12/06/2026
L’Europa è arrivata a un punto di non ritorno. Da mesi — per non dire da anni — leggiamo di aggressioni, violenze, provocazioni e persino atti di terrorismo compiuti da singoli individui che il vecchio continente ha accolto con spirito umanitario. Il culmine sembra essere stato raggiunto negli ultimi mesi, con un aumento significativo di episodi che hanno scosso l’opinione pubblica.
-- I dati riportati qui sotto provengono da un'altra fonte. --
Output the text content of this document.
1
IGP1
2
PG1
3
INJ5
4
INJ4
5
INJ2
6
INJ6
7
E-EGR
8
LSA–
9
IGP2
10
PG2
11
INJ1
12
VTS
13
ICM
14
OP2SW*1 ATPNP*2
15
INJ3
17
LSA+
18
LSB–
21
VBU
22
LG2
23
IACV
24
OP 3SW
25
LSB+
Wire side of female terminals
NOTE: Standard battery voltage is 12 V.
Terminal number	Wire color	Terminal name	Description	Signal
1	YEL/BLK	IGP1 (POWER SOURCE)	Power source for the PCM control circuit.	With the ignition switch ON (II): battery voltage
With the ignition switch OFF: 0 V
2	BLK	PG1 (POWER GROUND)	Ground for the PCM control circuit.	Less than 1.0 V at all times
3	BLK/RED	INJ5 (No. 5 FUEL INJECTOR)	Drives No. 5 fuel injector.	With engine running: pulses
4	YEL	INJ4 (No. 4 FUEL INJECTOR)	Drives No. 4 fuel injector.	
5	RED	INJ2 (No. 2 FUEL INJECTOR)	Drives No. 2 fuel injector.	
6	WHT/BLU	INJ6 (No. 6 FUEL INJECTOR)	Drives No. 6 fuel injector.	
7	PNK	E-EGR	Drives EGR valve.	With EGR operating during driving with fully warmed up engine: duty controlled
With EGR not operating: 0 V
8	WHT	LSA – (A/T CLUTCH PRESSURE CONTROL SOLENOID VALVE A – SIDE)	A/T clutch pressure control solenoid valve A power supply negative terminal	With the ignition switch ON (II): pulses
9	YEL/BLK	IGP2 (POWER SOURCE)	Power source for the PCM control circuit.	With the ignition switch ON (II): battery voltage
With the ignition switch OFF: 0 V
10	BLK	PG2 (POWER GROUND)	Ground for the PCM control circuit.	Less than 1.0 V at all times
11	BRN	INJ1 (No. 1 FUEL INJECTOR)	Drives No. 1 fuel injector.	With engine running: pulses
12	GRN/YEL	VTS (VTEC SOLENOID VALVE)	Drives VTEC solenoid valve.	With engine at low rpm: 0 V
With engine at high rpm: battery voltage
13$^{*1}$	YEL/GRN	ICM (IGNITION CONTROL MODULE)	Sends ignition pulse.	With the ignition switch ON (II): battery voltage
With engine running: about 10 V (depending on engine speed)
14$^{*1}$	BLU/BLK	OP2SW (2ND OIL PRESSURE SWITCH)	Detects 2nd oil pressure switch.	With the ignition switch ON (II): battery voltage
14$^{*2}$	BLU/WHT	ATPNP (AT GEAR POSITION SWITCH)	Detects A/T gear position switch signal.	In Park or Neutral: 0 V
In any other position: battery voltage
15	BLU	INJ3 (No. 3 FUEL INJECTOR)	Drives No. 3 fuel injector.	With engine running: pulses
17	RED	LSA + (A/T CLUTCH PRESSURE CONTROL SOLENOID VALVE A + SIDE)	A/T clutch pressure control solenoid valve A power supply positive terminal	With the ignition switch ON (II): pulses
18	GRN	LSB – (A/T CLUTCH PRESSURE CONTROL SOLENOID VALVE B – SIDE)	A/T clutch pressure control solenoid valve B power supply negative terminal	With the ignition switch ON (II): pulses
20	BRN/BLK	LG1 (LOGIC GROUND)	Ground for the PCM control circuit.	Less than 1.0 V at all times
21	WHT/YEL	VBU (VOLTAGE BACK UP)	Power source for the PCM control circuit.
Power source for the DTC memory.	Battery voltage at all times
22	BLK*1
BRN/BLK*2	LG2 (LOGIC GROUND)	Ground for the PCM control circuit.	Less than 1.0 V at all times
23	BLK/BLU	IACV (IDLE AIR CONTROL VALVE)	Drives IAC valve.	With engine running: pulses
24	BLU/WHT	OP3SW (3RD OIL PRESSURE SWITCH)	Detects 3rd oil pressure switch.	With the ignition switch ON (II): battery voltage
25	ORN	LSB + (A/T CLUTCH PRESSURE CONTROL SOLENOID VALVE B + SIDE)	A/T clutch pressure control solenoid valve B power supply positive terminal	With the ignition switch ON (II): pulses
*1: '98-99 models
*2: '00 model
In Italia, l’attentato di Modena compiuto da un giovane islamista di seconda generazione e diversi accoltellamenti, tra cui quello ai danni del giovane monzese, il cui aggressore non è ancora stato individuato.
In Inghilterra, la tragica aggressione al giovane Henry Nowak, accoltellato e poi ammanettato dalla polizia, un fatto che ha lasciato sgomenti molti cittadini.
In Irlanda, a Belfast, un rifugiato ha tentato di decapitare un uomo irlandese.
Proprio questi ultimi episodi hanno fatto esplodere manifestazioni e, in Irlanda, persino una vera e propria caccia all’uomo. Secondo molti osservatori, questo è il risultato di politiche considerate filo‑immigrazioniste, che rischiano di alimentare tensioni culturali e sociali invece di favorire integrazione e sicurezza. Il timore è che si stia andando verso uno scontro identitario che potrebbe essere sfruttato per imporre nuove regole e limitare la capacità dei popoli europei di autodeterminarsi — popoli storicamente divisi, ma oggi uniti nella difesa della propria identità e libertà.